Kementerian PU Percepat Pembangunan Bendungan Cijurey dan Cibeet untuk Tekan Risiko Banjir Citarum Hilir

Pemerintah melalui Kementerian Pekerjaan Umum (PU) mempercepat pembangunan Bendungan Cijurey dan Bendungan Cibeet sebagai langkah strategis dalam mengendalikan banjir di wilayah hilir Daerah Aliran Sungai (DAS) Citarum, khususnya di Kabupaten Karawang dan Bekasi.
Upaya ini dilatarbelakangi oleh tingginya kerugian akibat banjir yang dalam tujuh tahun terakhir mencapai Rp5,6 triliun, atau rata-rata sekitar Rp800 miliar per tahun. Kondisi tersebut menunjukkan urgensi penyediaan solusi struktural jangka panjang guna mengurangi risiko banjir berulang di kawasan tersebut.
Menteri PU Dody Hanggodo menegaskan pentingnya percepatan penyelesaian kedua bendungan tersebut. Ia menilai, tanpa intervensi yang cepat, potensi banjir di Karawang dan Bekasi akan terus berulang. Pemerintah menargetkan proyek ini dapat diselesaikan pada periode 2027 hingga 2028.
Secara keseluruhan, keberadaan Bendungan Cijurey dan Cibeet diproyeksikan mampu mereduksi banjir hingga 80 persen untuk periode ulang lima tahunan, serta menekan potensi kerugian ekonomi hingga Rp16 triliun dalam kurun waktu 25 tahun.
Bendungan Cijurey yang berlokasi di Kabupaten Bogor dirancang memiliki kapasitas tampung sekitar 14,37 juta meter kubik, dengan tinggi 78 meter dan panjang 614 meter.
Infrastruktur ini diperkirakan mampu mengurangi debit banjir hingga 172,94 meter kubik per detik atau sekitar 59,33 persen, dengan cakupan area terdampak seluas 72 hektare. Selain itu, bendungan ini juga akan mendukung layanan irigasi untuk lahan seluas 2.047 hektare di wilayah Kecamatan Cariu, Sukamakmur, dan Tanjungsari.

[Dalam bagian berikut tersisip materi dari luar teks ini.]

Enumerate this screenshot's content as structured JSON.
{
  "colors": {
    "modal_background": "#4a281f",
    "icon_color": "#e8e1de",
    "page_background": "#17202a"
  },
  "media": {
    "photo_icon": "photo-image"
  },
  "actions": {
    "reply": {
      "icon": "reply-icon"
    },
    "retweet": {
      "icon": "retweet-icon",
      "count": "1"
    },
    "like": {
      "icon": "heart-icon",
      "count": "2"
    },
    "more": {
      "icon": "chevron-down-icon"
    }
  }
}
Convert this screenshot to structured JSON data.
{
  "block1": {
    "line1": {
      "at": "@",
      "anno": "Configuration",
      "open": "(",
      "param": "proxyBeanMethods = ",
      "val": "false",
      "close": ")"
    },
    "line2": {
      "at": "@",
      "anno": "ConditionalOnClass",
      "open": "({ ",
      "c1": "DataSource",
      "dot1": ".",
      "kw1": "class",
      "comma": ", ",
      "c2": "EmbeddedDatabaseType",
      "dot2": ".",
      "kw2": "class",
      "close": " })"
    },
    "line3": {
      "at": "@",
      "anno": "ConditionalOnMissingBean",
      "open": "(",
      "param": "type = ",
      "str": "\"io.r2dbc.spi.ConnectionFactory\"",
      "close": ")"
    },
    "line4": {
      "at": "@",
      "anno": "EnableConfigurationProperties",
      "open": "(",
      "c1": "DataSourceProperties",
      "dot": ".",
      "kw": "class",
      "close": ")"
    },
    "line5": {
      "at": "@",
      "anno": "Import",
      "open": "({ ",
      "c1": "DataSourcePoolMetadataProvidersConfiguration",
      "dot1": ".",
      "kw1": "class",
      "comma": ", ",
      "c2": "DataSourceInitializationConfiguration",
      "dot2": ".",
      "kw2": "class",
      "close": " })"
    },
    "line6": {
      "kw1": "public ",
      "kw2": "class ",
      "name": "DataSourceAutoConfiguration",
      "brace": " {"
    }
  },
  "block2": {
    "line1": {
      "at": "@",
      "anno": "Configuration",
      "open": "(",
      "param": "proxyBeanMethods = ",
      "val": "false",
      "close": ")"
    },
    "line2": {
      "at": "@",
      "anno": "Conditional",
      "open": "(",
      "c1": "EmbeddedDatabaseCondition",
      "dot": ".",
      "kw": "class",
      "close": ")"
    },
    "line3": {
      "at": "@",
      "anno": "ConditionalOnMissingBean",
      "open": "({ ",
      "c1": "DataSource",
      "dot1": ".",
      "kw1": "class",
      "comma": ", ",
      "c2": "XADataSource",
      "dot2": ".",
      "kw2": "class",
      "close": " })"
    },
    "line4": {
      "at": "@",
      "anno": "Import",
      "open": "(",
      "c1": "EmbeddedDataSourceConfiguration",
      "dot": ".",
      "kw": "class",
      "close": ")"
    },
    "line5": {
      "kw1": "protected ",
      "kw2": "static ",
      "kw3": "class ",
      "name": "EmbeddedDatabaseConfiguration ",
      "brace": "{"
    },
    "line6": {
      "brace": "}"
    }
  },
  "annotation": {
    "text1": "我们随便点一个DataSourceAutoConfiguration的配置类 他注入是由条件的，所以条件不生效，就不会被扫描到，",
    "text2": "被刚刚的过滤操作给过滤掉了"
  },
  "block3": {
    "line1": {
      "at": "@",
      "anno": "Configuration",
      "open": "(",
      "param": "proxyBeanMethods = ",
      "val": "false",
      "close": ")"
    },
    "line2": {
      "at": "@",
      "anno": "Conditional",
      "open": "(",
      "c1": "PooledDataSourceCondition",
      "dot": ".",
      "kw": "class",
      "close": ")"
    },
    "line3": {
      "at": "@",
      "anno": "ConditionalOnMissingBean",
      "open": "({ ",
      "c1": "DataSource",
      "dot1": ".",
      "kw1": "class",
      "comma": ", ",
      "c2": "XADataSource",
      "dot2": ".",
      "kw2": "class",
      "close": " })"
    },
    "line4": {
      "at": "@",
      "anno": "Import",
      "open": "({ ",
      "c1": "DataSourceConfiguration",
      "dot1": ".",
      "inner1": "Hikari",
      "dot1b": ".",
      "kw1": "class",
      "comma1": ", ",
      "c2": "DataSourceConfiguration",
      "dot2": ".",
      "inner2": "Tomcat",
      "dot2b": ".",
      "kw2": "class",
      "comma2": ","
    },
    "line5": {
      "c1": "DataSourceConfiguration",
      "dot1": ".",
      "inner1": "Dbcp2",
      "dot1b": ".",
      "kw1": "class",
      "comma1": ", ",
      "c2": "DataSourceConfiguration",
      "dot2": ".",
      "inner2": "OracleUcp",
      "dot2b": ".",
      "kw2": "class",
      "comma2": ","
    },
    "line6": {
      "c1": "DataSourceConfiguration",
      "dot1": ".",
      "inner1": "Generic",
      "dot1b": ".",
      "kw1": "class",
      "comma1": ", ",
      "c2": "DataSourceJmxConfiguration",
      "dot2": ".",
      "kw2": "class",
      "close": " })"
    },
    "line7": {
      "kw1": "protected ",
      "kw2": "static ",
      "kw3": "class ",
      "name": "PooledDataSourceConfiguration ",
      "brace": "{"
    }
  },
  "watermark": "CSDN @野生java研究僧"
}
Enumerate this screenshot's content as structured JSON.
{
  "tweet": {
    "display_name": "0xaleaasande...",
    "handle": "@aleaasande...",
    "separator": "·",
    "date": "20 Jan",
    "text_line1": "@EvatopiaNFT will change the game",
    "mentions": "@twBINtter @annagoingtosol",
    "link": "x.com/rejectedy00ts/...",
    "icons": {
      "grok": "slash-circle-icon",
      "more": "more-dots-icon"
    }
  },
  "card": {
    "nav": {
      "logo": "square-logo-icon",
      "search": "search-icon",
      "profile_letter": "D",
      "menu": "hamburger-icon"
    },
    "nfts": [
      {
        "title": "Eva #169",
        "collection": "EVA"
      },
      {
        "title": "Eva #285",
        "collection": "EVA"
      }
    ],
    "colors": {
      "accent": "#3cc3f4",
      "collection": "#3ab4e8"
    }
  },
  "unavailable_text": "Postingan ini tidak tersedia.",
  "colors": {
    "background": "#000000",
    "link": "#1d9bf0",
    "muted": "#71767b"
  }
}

Hingga 10 April 2026, progres fisik pembangunan Bendungan Cijurey telah mencapai 37,20 persen dengan realisasi keuangan sebesar 32,84 persen.
Sementara itu, Bendungan Cibeet dirancang sebagai bagian dari sistem pengendalian banjir terintegrasi bersama Bendungan Cijurey dan Bendungan Cipamingkis. Bendungan ini memiliki kapasitas tampung yang lebih besar, yakni sekitar 83,28 juta meter kubik, dengan potensi reduksi debit banjir mencapai 297,97 meter kubik per detik dan melindungi area seluas 5.822 hektare.
Selain berfungsi sebagai pengendali banjir, Bendungan Cibeet juga akan mendukung ketahanan air, energi, dan pangan melalui layanan irigasi Daerah Irigasi Tarum Barat seluas 7.800 hektare serta pengembangan irigasi baru sekitar 1.036,97 hektare di wilayah Jawa Barat.
Namun demikian, pembangunan Bendungan Cibeet masih menghadapi tantangan dalam pembebasan lahan. Hingga April 2026, realisasi pembebasan lahan baru mencapai sekitar 7,9 persen dari total kebutuhan 1.700,26 hektare.
Kementerian PU terus mendorong percepatan kedua proyek tersebut melalui penguatan koordinasi lintas sektor, optimalisasi pelaksanaan konstruksi, serta percepatan proses pembebasan lahan.
Pembangunan Bendungan Cijurey dan Cibeet diharapkan menjadi solusi komprehensif dalam mengatasi persoalan banjir yang selama ini kerap melanda kawasan Karawang dan Bekasi, sekaligus mendukung ketahanan sumber daya air secara berkelanjutan.